Pour ce faire, l’Etat intervient soit directement par des subventions versées aux maîtres d’ouvrage soit par des exonérations fiscales sur les matériaux utilisés et les travaux effectués. On peut ici citer sans prétendre à l’exhaustivité la TVA à taux réduit à 10 % « pour relancer l’emploi » et pour tous les travaux de réhabilitation, à 5,5% pour ceux ayant trait à l’isolation (quand bien même cela concerne surtout les portes et les fenêtres alors que les pertes en calories concernent d’abord la toiture), des aides de l’ANAH (Agence Nationale pour l’Amélioration de l’Habitat) pour les propriétaires occupants, sous condition de ressources ou pour les propriétaires bailleurs qui conventionnent avec l’Etat ou encore des moyens déployés sur les quartiers dégradés dans le cadre de la Rénovation Urbaine. Les territoires ont aussi été mis à contribution et, in fine, beaucoup d’argent public a été englouti dans des opérations dont le Conseil d’Etat dit lui-même, dans son rapport sur le droit au logement, qu’elles ont une durée de vie limitée. En outre, les moyens publics étant de plus en plus limités, il est clair que la procédure retenue ne pourra répondre à l’ensemble des besoins exprimés.

Et si on faisait autrement en intégrant les habitants au processus de rénovation, en faisant avec eux, en les considérant non pas seulement comme des consommateurs mais comme des producteurs, comme des ressources qui permettent de faire ensemble, entreprises, territoires et citoyens, plus que ce que chacun peut apporter séparément ?

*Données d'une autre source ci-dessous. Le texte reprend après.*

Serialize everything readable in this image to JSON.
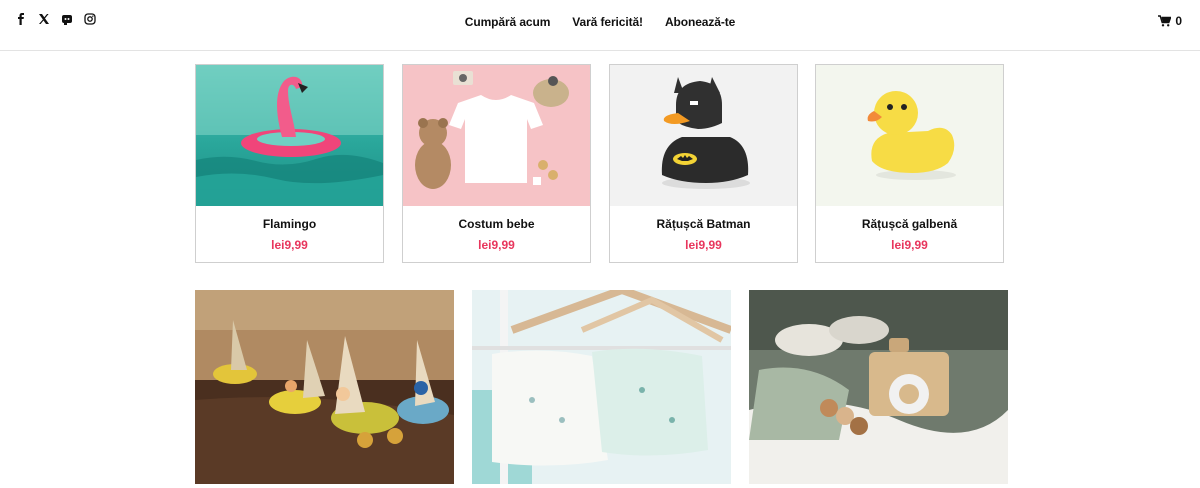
{
  "header": {
    "social": [
      {
        "icon": "facebook-icon"
      },
      {
        "icon": "x-icon"
      },
      {
        "icon": "discord-icon"
      },
      {
        "icon": "instagram-icon"
      }
    ],
    "nav": [
      "Cumpără acum",
      "Vară fericită!",
      "Abonează-te"
    ],
    "cart_count": "0"
  },
  "products": [
    {
      "name": "Flamingo",
      "price": "lei9,99"
    },
    {
      "name": "Costum bebe",
      "price": "lei9,99"
    },
    {
      "name": "Rățușcă Batman",
      "price": "lei9,99"
    },
    {
      "name": "Rățușcă galbenă",
      "price": "lei9,99"
    }
  ],
  "colors": {
    "price": "#e8365d",
    "border": "#cfcfcf"
  }
}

C’est le pari que nous prenons : en associant tout au long du processus propriétaires comme locataires, en les impliquant concrètement dans les choix et la mise en œuvre des matériaux, en les accompagnant physiquement jusqu’au pied du mur par des professionnels qui garantissent la réalisation des travaux dans les règles de l’art, on crée les conditions d’un passage à l’acte et du déclenchement de travaux qui n’auraient pas vu le jour, on crée aussi les conditions d’un usage pérenne et de la maintenance d’un habitat approprié par ses occupants. Nous appelons cela l’auto-réhabilitation accompagnée (ARA).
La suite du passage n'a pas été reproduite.